Women have to be cautious when watching for the symptoms of ovarian cyst, mainly because they’re so general and easy to confuse with other problems. Most women tend to assume that the symptoms they’re experiencing are just a result of their menstrual cycle when really they could have cysts growing larger inside them. Pain in the pelvic area is one of the most common symptoms that women with cysts complain of, and often mistake as cramping as a result of the start of their period. The pain experienced, if caused by a cyst, is important to recognize because it may mean the cyst has grown quite large in size or that it has caused a twisting of the ovary.

When the ovary becomes twisted, it can cut off the blood supply which can be extremely dangerous. Typically surgery is required immediately, in order to remove the blockage and prevent the ovary from any permanent damage. Another of the symptoms of ovarian cyst you may exhibit is vaginal spotting. Again, this is a symptom easily confusable with the onset of a woman’s menstrual cycle.

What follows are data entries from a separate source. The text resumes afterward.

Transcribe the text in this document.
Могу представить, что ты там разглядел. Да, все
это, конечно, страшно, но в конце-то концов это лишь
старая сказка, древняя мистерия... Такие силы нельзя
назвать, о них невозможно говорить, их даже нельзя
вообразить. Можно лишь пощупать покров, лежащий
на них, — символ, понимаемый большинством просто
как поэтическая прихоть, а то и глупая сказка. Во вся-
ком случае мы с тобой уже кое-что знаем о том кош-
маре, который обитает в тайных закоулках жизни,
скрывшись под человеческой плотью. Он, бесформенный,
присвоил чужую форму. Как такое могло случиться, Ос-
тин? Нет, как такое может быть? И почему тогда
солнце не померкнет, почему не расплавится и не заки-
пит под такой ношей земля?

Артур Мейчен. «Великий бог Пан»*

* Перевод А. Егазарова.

For women who find that they’re usually regular and are now spotting at random times throughout the month, this may be a clear sign that cysts have developed and they need to get checked out. There are also other symptoms of ovarian cyst to watch for including breast tenderness, nausea and vomiting. Many women actually think they may be pregnant when they start experiencing these symptoms, as they are also commonly associated with pregnancy. A doctor will use a sonogram in order to determine whether cysts are the problem at play and if so, how many there are and whether they’re considered as being unsafe.

Just remember that it’s always better to be safe rather than sorry. Any woman with just a sneaking suspicion that something wrong is at play should get in to see her doctor right away. Ovarian cysts are one of the main causes of ovarian cancer, which kills hundreds of thousands of women around the world each year. Women know their body better than anyone and should always follow the symptoms they’re experiencing.